Big names in the programme include Kenya Pipeline Company, New Kenya Cooperative Creameries (NKCC), Kenyatta International Convention Center (KICC), National Oil Cooperation, Kenya Seed Company and the Kenya Literature Bureau (KLB).
- Others are Mwea Rice Mills (MRM), Western Kenya Rice Mills, Numerical Machining Complex, Vehicle Manufacturers Limited (KVM), and Rivatex East Africa (REAL).
- In justifying privatization of the enterprises, the government argued that the move will unlock working and investment capital for the entities following dwindling state resources.
- The move will also address limited expertise in government on business and commercial operations.
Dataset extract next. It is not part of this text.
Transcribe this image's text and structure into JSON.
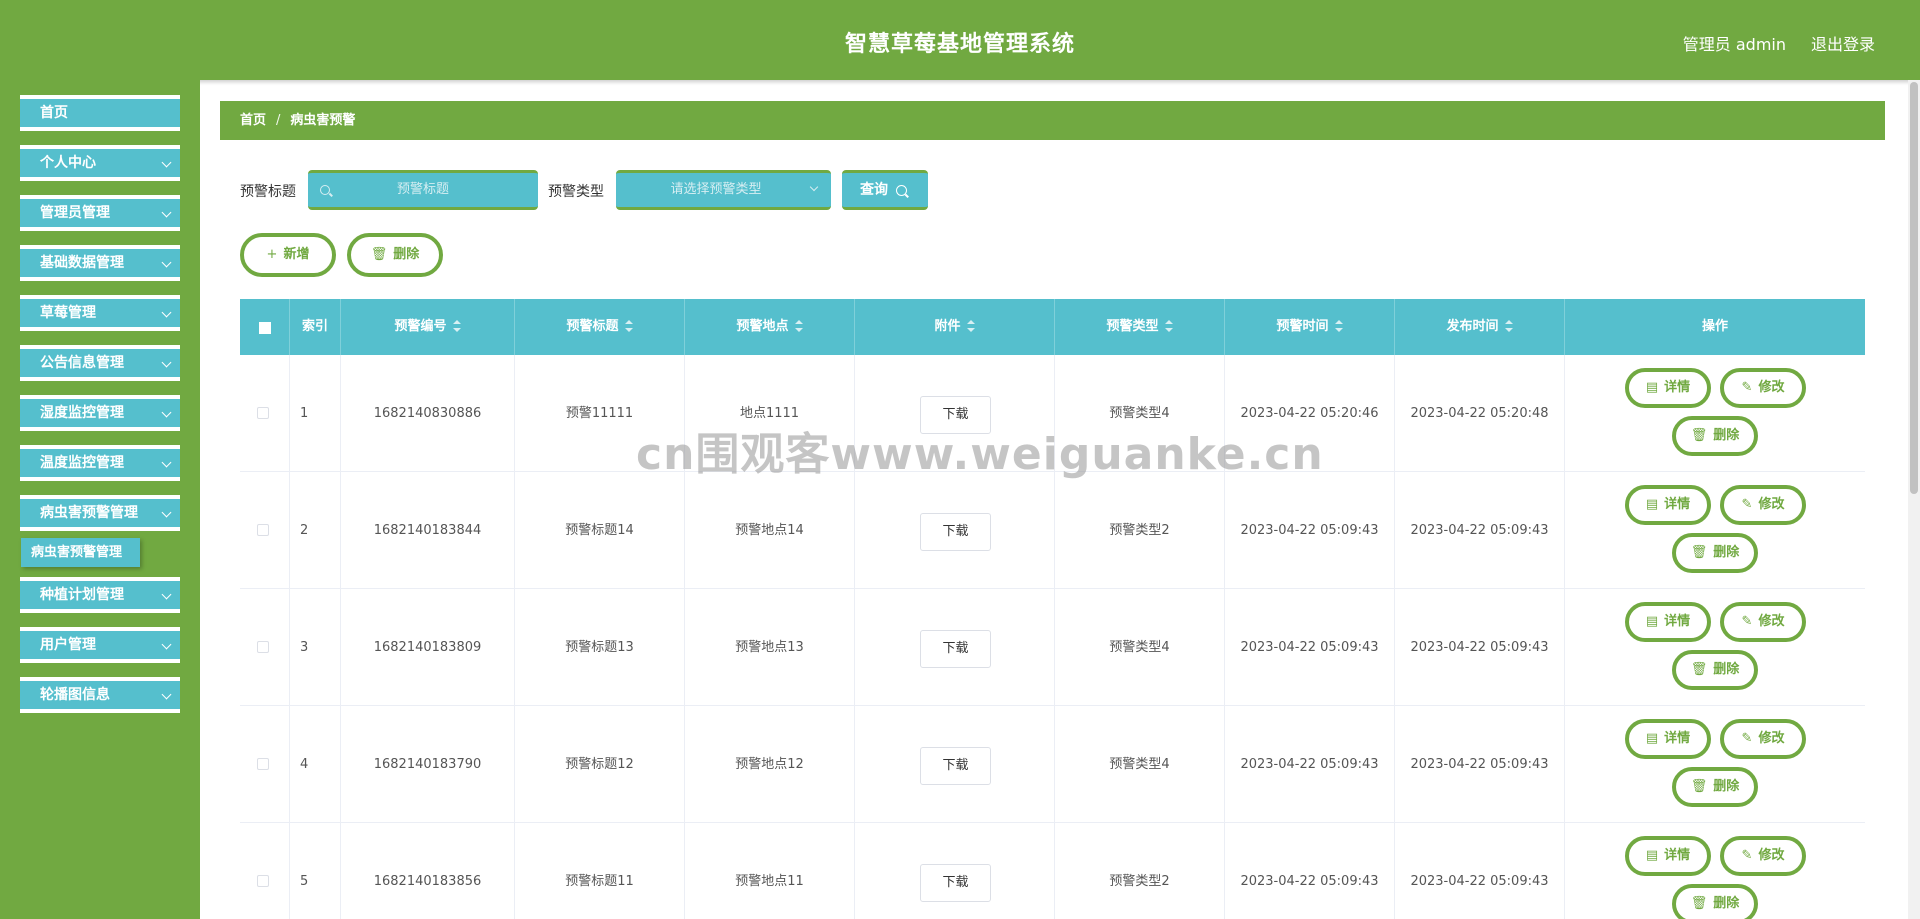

In justifying privitisation of the National Oil Corporation specifically, treasury notes that the entity’s financial performance is currently poor linking it to a cutthroat competition in an industry served by various players, both multinational and locally owned oil marketing companies.
It says privitisation presents an opportunity for the oil marketer to be restructured to separate upstream operations from the downstream operations to two entities. NOCK will retain upstream operations with expanded mandate to hold on behalf of Government all oil fields/blocks in the Country.
- In the statement, the government said that the privitisation will enable government to build capacity with relevant skills to enable NOCK perform its mandate in identifying appropriate International Oil Companies (IOCS) to undertake upstream operations (Exploration and Development).
As much as the Kenyatta International Convention Center (KICC) financial and operational performance been good over the years, national treasury says it is to be privatized since it receives government exchequer support for recurrent operations.
- “The privitisation of KICC will generate additional revenue for the government and reduce the demand for exchequer support,” said National Treasury.
The Kenya Pipeline Corporation (KPC) which is currently stable and making profits was put under the programme to attract more capital and expertise needed to develop its pipeline infrastructure.
- “Privatisation of New Kenya Cooperative Creameries Limited (NKCC) will attract capital investments and expertise from the private sector to modernize the company’s milk processing plants. It will also broaden the base of ownership in the Kenyan economy by encouraging private ownership of entities,” the government said.
In October, President William Ruto signed the Privatisation Bill 2023, which removes bureaucracy in the privatisation of non-strategic or loss-making Government entities. The new law assigns the responsibility of formulating the privatisation programme to the Cabinet Secretary.
“The privatisation programme shall be submitted to and approved by Cabinet. The role of the National Assembly shall be to ratify the programme,” explained the Leader of the Majority Party Kimani Ichung’wah.
In the new move, privatisation will be done through Initial Public Offering of shares, sale of shares by public tender, sale resulting from the exercise of pre-emptive rights or through any other method that will be defined by the Cabinet.
Proceeds from the sale of a direct national Government shareholding will be paid into the Consolidated Fund, according to the new law.